Debiutancki sezon w Ślęzie Wrocław zakończyła ze średnimi na poziomie 6,2 punktu na mecz. Wcześniej Karina Szybała występowała w bydgoskim Artego. Początki w Ślęzie nie były łatwe, jednak im dalej w sezon tym 25-latka była ważniejszym ogniwem w rotacji trenera Arkadiusza Rusina. To właśnie jej rosnąca forma sprawiła, że obie strony chciały kontynuować współpracę.
- Nie zawsze było kolorowo, nie tak, jak byśmy chcieli, ale mimo to Karina wytrzymała presję i w końcówce sezonu była ważną postacią dla drużyny - mówi Rusin.
Szybała z kolei na pewno może być zadowolona z liczby minut, jakie otrzymała. W Artego na parkiecie pojawiała się sporadycznie, z kolei we Wrocławiu była "w grze". - Cieszę się, że dostałam szansę gry w Ślęzie. Czułam, że w poprzednim sezonie rozwijałam się koszykarsko. Dobrze mi we Wrocławiu i cieszę się, że zostaję na kolejny sezon - komentuje koszykarka.
W Ślęzie wiążą duże nadzieje z tym, że Szybała pójdzie do przodu. - Karina wyróżnia się pracą i determinacją w dążeniu do postępu. Mam nadzieję, że w najbliższych miesiącach potwierdzi, iż poprzedni sezon w jej wykonaniu to nie był jednorazowy wystrzał formy. Chciałbym, żeby teraz, gdy poznała systemy gry i pracy, szła w jeszcze lepszym kierunku - kończy szkoleniowiec brązowych medalistek.
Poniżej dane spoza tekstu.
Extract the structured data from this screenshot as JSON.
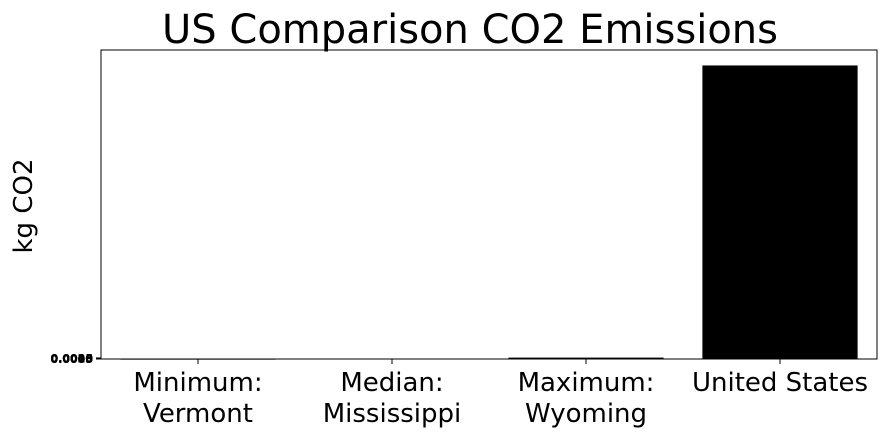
{
  "chart_data": {
    "type": "bar",
    "title": "US Comparison CO2 Emissions",
    "xlabel": "",
    "ylabel": "kg CO2",
    "categories": [
      "Minimum:\nVermont",
      "Median:\nMississippi",
      "Maximum:\nWyoming",
      "United States"
    ],
    "values": [
      0.0005,
      0.0012,
      0.0045,
      0.95
    ],
    "ylim": [
      0,
      1.0
    ],
    "ytick_labels": [
      "0.0000",
      "0.0005",
      "0.0010",
      "0.0015",
      "0.0020",
      "0.0025",
      "0.0030",
      "0.0035"
    ],
    "bar_color": "#000000",
    "grid": false,
    "legend": "none"
  }
}
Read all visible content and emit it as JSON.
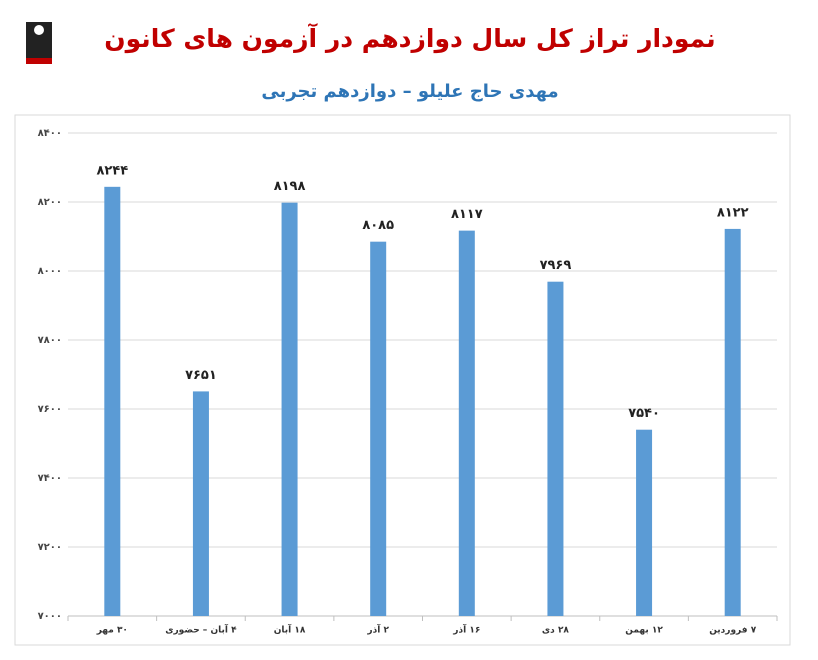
{
  "chart_data": {
    "type": "bar",
    "title": "نمودار تراز کل سال دوازدهم در آزمون های کانون",
    "subtitle": "مهدی حاج علیلو – دوازدهم تجربی",
    "categories": [
      "۳۰ مهر",
      "۴ آبان – حضوری",
      "۱۸ آبان",
      "۲ آذر",
      "۱۶ آذر",
      "۲۸ دی",
      "۱۲ بهمن",
      "۷ فروردین"
    ],
    "values": [
      8244,
      7651,
      8198,
      8085,
      8117,
      7969,
      7540,
      8122
    ],
    "value_labels": [
      "۸۲۴۴",
      "۷۶۵۱",
      "۸۱۹۸",
      "۸۰۸۵",
      "۸۱۱۷",
      "۷۹۶۹",
      "۷۵۴۰",
      "۸۱۲۲"
    ],
    "color": "#5b9bd5",
    "ylim": [
      7000,
      8400
    ],
    "yticks": [
      {
        "value": 7000,
        "label": "۷۰۰۰"
      },
      {
        "value": 7200,
        "label": "۷۲۰۰"
      },
      {
        "value": 7400,
        "label": "۷۴۰۰"
      },
      {
        "value": 7600,
        "label": "۷۶۰۰"
      },
      {
        "value": 7800,
        "label": "۷۸۰۰"
      },
      {
        "value": 8000,
        "label": "۸۰۰۰"
      },
      {
        "value": 8200,
        "label": "۸۲۰۰"
      },
      {
        "value": 8400,
        "label": "۸۴۰۰"
      }
    ],
    "grid": true
  }
}
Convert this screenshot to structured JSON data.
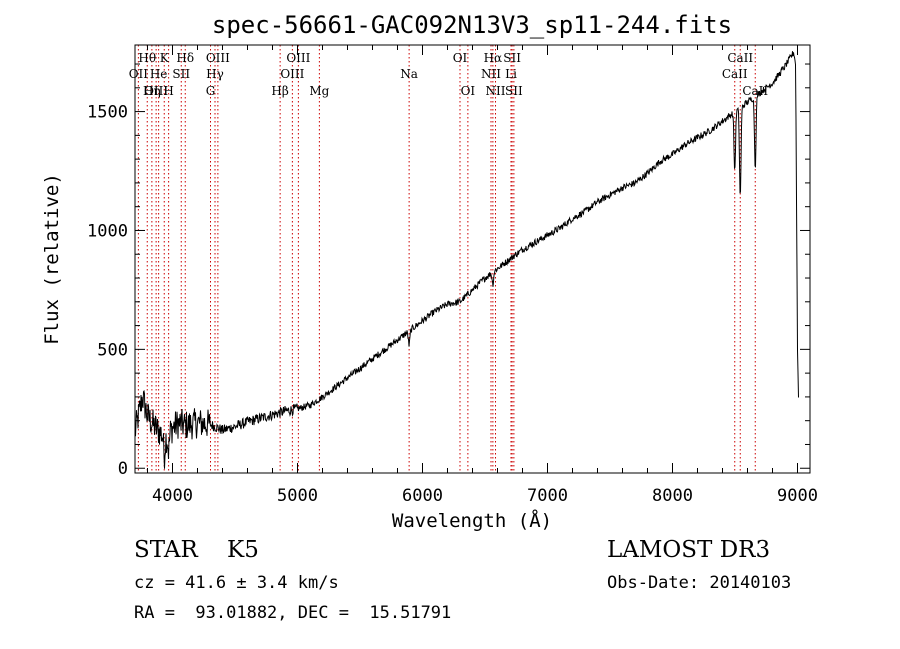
{
  "chart_data": {
    "type": "line",
    "title": "spec-56661-GAC092N13V3_sp11-244.fits",
    "xlabel": "Wavelength (Å)",
    "ylabel": "Flux (relative)",
    "xlim": [
      3700,
      9100
    ],
    "ylim": [
      -20,
      1780
    ],
    "xticks": [
      4000,
      5000,
      6000,
      7000,
      8000,
      9000
    ],
    "yticks": [
      0,
      500,
      1000,
      1500
    ],
    "line_color": "#000000",
    "marker_color": "#cc0000",
    "spectrum_anchors": {
      "x": [
        3700,
        3760,
        3800,
        3850,
        3900,
        3950,
        4000,
        4050,
        4100,
        4200,
        4300,
        4400,
        4500,
        4600,
        4700,
        4800,
        4900,
        5000,
        5100,
        5200,
        5300,
        5400,
        5500,
        5600,
        5700,
        5800,
        5900,
        6000,
        6100,
        6200,
        6300,
        6400,
        6500,
        6600,
        6700,
        6800,
        6900,
        7000,
        7100,
        7200,
        7300,
        7400,
        7500,
        7600,
        7700,
        7800,
        7900,
        8000,
        8100,
        8200,
        8300,
        8400,
        8500,
        8600,
        8700,
        8800,
        8900,
        8970,
        8985,
        9000,
        9020
      ],
      "y": [
        150,
        300,
        220,
        180,
        150,
        130,
        170,
        190,
        180,
        190,
        185,
        160,
        175,
        195,
        210,
        225,
        240,
        250,
        265,
        300,
        340,
        380,
        420,
        460,
        500,
        540,
        580,
        620,
        660,
        690,
        700,
        750,
        800,
        840,
        880,
        920,
        950,
        980,
        1010,
        1050,
        1080,
        1120,
        1150,
        1180,
        1200,
        1240,
        1290,
        1320,
        1360,
        1390,
        1420,
        1460,
        1500,
        1540,
        1580,
        1620,
        1690,
        1750,
        1700,
        500,
        0
      ]
    },
    "lines": [
      {
        "label": "Hθ",
        "wave": 3798,
        "row": 1
      },
      {
        "label": "OII",
        "wave": 3727,
        "row": 2
      },
      {
        "label": "OIII",
        "wave": 3869,
        "row": 3
      },
      {
        "label": "K",
        "wave": 3934,
        "row": 1
      },
      {
        "label": "He",
        "wave": 3889,
        "row": 2
      },
      {
        "label": "Hη",
        "wave": 3835,
        "row": 3
      },
      {
        "label": "H",
        "wave": 3969,
        "row": 3
      },
      {
        "label": "SII",
        "wave": 4070,
        "row": 2
      },
      {
        "label": "Hδ",
        "wave": 4102,
        "row": 1
      },
      {
        "label": "OIII",
        "wave": 4363,
        "row": 1
      },
      {
        "label": "Hγ",
        "wave": 4340,
        "row": 2
      },
      {
        "label": "G",
        "wave": 4304,
        "row": 3
      },
      {
        "label": "Hβ",
        "wave": 4861,
        "row": 3
      },
      {
        "label": "OIII",
        "wave": 5007,
        "row": 1
      },
      {
        "label": "OIII",
        "wave": 4959,
        "row": 2
      },
      {
        "label": "Mg",
        "wave": 5175,
        "row": 3
      },
      {
        "label": "Na",
        "wave": 5893,
        "row": 2
      },
      {
        "label": "OI",
        "wave": 6300,
        "row": 1
      },
      {
        "label": "OI",
        "wave": 6363,
        "row": 3
      },
      {
        "label": "Hα",
        "wave": 6563,
        "row": 1
      },
      {
        "label": "NII",
        "wave": 6548,
        "row": 2
      },
      {
        "label": "NII",
        "wave": 6584,
        "row": 3
      },
      {
        "label": "SII",
        "wave": 6717,
        "row": 1
      },
      {
        "label": "Li",
        "wave": 6708,
        "row": 2
      },
      {
        "label": "SII",
        "wave": 6731,
        "row": 3
      },
      {
        "label": "CaII",
        "wave": 8542,
        "row": 1
      },
      {
        "label": "CaII",
        "wave": 8498,
        "row": 2
      },
      {
        "label": "CaII",
        "wave": 8662,
        "row": 3
      }
    ]
  },
  "info": {
    "class_line": "STAR    K5",
    "cz_line": "cz = 41.6 ± 3.4 km/s",
    "coord_line": "RA =  93.01882, DEC =  15.51791",
    "survey": "LAMOST DR3",
    "obs_date_line": "Obs-Date: 20140103"
  }
}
Tym samym Ślęza ma już sześć zawodniczek na nowy sezon. Wcześniej kontrakty podpisały Sydney Colson, Daria Marciniak, Lea Miletic, Terezia Palenikova, a ważną umowę miała Marissa Kastanek.
ZOBACZ WIDEO Mundial 2018. Polska - Senegal. Fatalne nastroje w Moskwie. Kołodziejczyk: "to co usłyszałem, nie napawa optymizmem"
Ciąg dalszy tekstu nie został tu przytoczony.